非ホジキンリンパ腫2

2004年02月28日

未分化大細胞型リンパ腫(免疫染色CD30)




免疫組織学的にはCD30陽性であることが重要であるが、CD25、EMA、LCAが陽性となる。B細胞型であった場合にはdiffuse large B cell lymphomaに分類される。CD56がALCLの約20%で陽性となる。CD56陽性群は後述するALKが陰性であっても予後不良であり、CD56はALCLの予後不良因子(Suzuki R, et al, 2000)の一つである。
ALCLの約30〜50%にt(2;5)(p23;q35)の染色体異常が見られる。
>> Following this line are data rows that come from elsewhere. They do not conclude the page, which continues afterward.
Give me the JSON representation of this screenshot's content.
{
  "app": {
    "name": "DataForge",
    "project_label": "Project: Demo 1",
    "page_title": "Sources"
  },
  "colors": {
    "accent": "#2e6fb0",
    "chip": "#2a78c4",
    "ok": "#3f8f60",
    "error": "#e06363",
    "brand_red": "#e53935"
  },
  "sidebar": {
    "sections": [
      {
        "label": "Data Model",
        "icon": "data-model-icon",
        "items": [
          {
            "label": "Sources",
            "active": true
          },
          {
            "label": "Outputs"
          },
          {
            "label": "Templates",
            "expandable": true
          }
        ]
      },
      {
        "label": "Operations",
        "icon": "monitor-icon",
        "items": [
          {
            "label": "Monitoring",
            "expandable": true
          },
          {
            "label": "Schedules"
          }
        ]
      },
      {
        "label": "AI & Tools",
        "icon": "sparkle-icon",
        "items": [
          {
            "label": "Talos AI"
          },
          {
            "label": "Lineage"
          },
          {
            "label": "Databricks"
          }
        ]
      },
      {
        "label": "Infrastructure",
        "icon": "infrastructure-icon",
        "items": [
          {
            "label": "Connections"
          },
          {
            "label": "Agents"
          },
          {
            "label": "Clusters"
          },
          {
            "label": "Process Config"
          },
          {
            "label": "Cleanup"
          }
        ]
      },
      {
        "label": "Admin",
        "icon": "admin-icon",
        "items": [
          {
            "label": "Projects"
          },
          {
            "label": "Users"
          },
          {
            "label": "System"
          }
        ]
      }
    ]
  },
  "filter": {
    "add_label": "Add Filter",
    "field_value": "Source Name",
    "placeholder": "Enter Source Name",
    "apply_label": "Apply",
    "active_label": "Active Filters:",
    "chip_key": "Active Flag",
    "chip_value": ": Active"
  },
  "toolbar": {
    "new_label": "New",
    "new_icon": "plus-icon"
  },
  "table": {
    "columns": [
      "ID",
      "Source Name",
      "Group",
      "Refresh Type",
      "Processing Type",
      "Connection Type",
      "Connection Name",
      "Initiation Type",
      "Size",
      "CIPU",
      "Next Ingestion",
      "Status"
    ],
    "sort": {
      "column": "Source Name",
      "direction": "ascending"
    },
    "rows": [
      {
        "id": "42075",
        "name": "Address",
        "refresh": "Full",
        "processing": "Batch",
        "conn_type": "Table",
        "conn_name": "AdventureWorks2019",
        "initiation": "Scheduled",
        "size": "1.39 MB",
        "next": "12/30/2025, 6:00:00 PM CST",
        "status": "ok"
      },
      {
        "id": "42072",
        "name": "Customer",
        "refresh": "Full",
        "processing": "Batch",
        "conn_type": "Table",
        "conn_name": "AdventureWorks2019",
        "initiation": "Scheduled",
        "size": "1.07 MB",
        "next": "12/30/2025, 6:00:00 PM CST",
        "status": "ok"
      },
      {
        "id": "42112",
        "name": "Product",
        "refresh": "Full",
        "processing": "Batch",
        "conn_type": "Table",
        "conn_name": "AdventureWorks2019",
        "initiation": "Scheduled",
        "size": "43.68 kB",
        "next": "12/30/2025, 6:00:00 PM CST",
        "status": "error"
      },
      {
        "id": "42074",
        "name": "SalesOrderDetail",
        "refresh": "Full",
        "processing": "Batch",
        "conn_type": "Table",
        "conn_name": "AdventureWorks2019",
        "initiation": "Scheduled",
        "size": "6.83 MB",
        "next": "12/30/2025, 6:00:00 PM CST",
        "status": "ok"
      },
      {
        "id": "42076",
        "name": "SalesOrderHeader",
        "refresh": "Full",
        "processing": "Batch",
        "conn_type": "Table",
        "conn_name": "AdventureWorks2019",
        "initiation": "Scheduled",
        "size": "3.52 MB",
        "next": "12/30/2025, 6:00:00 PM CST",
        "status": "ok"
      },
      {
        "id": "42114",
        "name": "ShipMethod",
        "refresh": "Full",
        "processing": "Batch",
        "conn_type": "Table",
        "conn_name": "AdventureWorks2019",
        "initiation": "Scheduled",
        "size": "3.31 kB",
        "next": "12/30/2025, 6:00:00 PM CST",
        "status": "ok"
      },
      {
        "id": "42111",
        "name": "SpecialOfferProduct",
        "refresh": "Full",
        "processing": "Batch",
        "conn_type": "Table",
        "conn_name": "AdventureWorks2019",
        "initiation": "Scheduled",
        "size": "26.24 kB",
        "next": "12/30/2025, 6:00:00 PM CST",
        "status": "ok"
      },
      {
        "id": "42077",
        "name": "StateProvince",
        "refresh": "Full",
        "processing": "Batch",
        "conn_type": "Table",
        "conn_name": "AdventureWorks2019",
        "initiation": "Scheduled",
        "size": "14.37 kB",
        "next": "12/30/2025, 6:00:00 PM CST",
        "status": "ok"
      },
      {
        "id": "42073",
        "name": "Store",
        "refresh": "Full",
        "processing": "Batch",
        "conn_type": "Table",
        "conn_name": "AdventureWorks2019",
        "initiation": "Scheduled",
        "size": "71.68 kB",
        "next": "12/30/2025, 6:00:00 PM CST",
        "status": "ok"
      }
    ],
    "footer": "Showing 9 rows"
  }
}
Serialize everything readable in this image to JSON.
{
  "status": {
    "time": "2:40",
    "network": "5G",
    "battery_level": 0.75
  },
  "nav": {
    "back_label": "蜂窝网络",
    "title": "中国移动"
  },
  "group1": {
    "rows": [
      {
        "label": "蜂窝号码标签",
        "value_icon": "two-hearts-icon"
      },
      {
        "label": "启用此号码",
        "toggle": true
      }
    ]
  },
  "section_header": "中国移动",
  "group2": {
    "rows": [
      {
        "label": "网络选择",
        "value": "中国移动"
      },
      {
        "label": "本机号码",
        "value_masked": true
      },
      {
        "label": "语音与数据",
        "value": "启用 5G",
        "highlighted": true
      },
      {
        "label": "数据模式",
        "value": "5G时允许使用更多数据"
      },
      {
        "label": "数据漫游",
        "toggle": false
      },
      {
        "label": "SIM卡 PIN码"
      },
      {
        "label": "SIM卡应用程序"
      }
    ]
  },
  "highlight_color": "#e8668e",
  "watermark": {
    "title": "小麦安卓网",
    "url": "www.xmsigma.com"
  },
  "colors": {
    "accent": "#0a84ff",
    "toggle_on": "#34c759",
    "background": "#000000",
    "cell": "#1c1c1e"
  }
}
2番染色体異常が見られる。2番染色体上に存在するインスリン受容体ファミリーに属するanaplastic lymphoma kinase(ALK)遺伝子と5番染色体上に存在する核小体リン酸化遺伝子(nucleophosmin、NPM)遺伝子が染色体転座により融合遺伝子NPM/ALKを形成し、キメラタンパク質p80が形成される。




2004年02月28日

未分化大細胞型リンパ腫(免疫染色:p80)




この蛋白によりALK遺伝子の細胞内シグナル伝達に関わる部分が恒常的に発現し、リン酸化されていることがリンパ腫の発症に関与していると推察される。このp80陽性症例はALCLの約30%に認められ、その殆どが若年者である。逆に陰性例は中年〜高齢者に多く認められている。しかしALK陰性ALCLは末梢性T細胞リンパ腫あるいは腫瘍細胞の一部がReed-Sternberg細胞様の形態を示す場合にはホジキン病との鑑別が問題となる。従ってT/null細胞型がALK陰性ALCL、B細胞型ならばホジキン病と診断される。
予後については陰性例の5年生存率が約30%に対し、陽性例は70%と陽性例の方が有意に予後良好であった。